視界が白く霞み膝が震える。ほんの刹那、寝台に横たわる姿が雪月の幼い笑顔と重なった。笑って、呼んで、手を伸ばして――そして風に呑まれて消えた、あの光景。
「……やめろ……違う……」
掌で額を押さえ、必死に否定する声が掠れる。
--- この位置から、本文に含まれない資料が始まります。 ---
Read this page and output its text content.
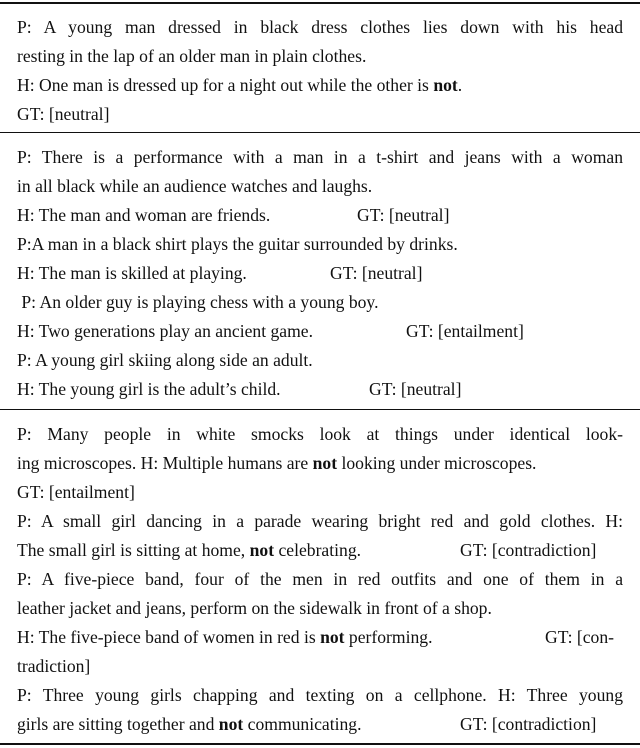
P: A young man dressed in black dress clothes lies down with his head
resting in the lap of an older man in plain clothes.
H: One man is dressed up for a night out while the other is not.
GT: [neutral]
P: There is a performance with a man in a t-shirt and jeans with a woman
in all black while an audience watches and laughs.
H: The man and woman are friends.	GT: [neutral]
P:A man in a black shirt plays the guitar surrounded by drinks.
H: The man is skilled at playing.	GT: [neutral]
P: An older guy is playing chess with a young boy.
H: Two generations play an ancient game.	GT: [entailment]
P: A young girl skiing along side an adult.
H: The young girl is the adult’s child.	GT: [neutral]
P: Many people in white smocks look at things under identical look-
ing microscopes. H: Multiple humans are not looking under microscopes.
GT: [entailment]
P: A small girl dancing in a parade wearing bright red and gold clothes. H:
The small girl is sitting at home, not celebrating.	GT: [contradiction]
P: A five-piece band, four of the men in red outfits and one of them in a
leather jacket and jeans, perform on the sidewalk in front of a shop.
H: The five-piece band of women in red is not performing.	GT: [con-
tradiction]
P: Three young girls chapping and texting on a cellphone. H: Three young
girls are sitting together and not communicating.	GT: [contradiction]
けれど、胸の奥からせり上がる声は止められない。
まるで押し込めてきた痛みと悔恨が、一気に噴き出すように。
「……まぶしい灯り……こわい……かえりたい……せいらん……」
声にならぬ呼吸が漏れ、胸が締めつけられる。
今は「朔」であるはずの青年が、なぜあの名を――理性は偶然だと告げるのに、心は違うと叫んでいた。
強張った手が震え、額を押さえる。熱と疲労で霞む視界。三日どころか六日もまともに眠っていない。食事もろくに取らず、指先には力すら残っていなかった。
自分が崩れ落ちてもおかしくない。だが、目を離すことなどできなかった。
「青藍。頼むから、少し寝てくれ」
扉が開き、陽騎が静かに近づいてくる。懇願するかのように聞こえた、その声は王としてではなく古くからの友人としての声音だった。
気づけば肩に手が置かれ、弟のように慕う存在が必死に兄を止めようとしている。
「……必要ない」
声はかすれ、拒絶というより執念の吐息に近かった。陽騎が用意してくれたソファもあるのだが、そちらに座る気持ちにもなれない。ただただ、朔の顔から一時も視線を逸らしたくは無かった。
陽騎は苛立ちを露わにし、肩を強く揺さぶる。
「いい加減にしろ!鏡を見てみろよ。おまえの顔はもう死人のようだぞ!」
至近距離でぶつかる視線。
薄紫の瞳は憔悴で濁っていたが、揺るがぬ光を宿していた。
「……今、離れるわけにはいかない」
囁きは掠れ、しかし鋼のように硬かった。
その瞬間だった。寝台の上の青年が、また掠れ声で名を呼ぶ。
「……せい、らん……ごめ…」
何度目かの自分の名を呼ぶ朔の目から一筋の涙が溢れた。何を謝ることがあるのか、か細いのに鋭く胸を貫き全身に衝撃が走る。青藍は思わず膝の力を失い寝台の脇に崩れ落ち、抑え込んできた感情が暗い水脈のように一気に噴き上がってきた。
「……なぜだ……なぜ起きない?」
震える声。枯れそうな喉から絞り出したその言葉は、懇願でもあり呪詛のようでもあった。
「朔……頼む、目を開けてくれ。お前が……誰なのか、俺に教えてくれ」
嗚咽にかき消されるように声が途切れる。青藍は背を丸め両手で顔を覆った。強靭なはずの指先は小刻みに震え、冷徹さで覆ってきた仮面はひび割れ今にも崩れ落ちそうだった。目の奥が焼けるように熱く、視界が滲む。長く抑え込んできた痛みと悔恨が、いまは容赦なく溢れ出す。
――もう、耐えられない。
「……また失うのか……俺は、また……」
声にならない呻きが、ひび割れた唇から滲み出る。押し殺そうとすればするほど震えは強まり、肩が大きく揺れた。
脳裏に焼きつくのは三百年前の記憶。番の儀式を行う直前、背中からふっと消えた小さな重み。笑い声も、拙い言葉も、温もりも、すべて一瞬で奪い去られた。あの時からずっと、胸の奥には凍てつく空洞が空いたままだ。あいつが俺の番だと意識した時から、龍玉を渡し共に生きると決めていた。なのにーー俺が手を離したせいで失った。
ーーもう嫌だ。半身をもぎ取られるような痛みも、常にどこか欠けている感覚も、もう二度と。
蝋燭がぱちりと弾け、壁の影が崩れ落ちそうに歪んだ。
「そうか――龍玉を、渡せば」
口から零れ落ちた言葉に、自分自身が凍りついた。
言ってしまった。心の奥底に封じていたはずの答えを。その重さを知りすぎているからこそ、決して口にすまいと誓っていたのに。本来は、番の儀で雪月に授けるはずだったもの。己の生死を結び、同じ時を生きる誓い。託すべき相手は最初から、ただひとりだったはずだ。朔が雪月ならば、迷う理由などない。
今すぐにでも――この眠りを断ち切れるかもしれない。
握り締めた手が震え、爪が掌に食い込む。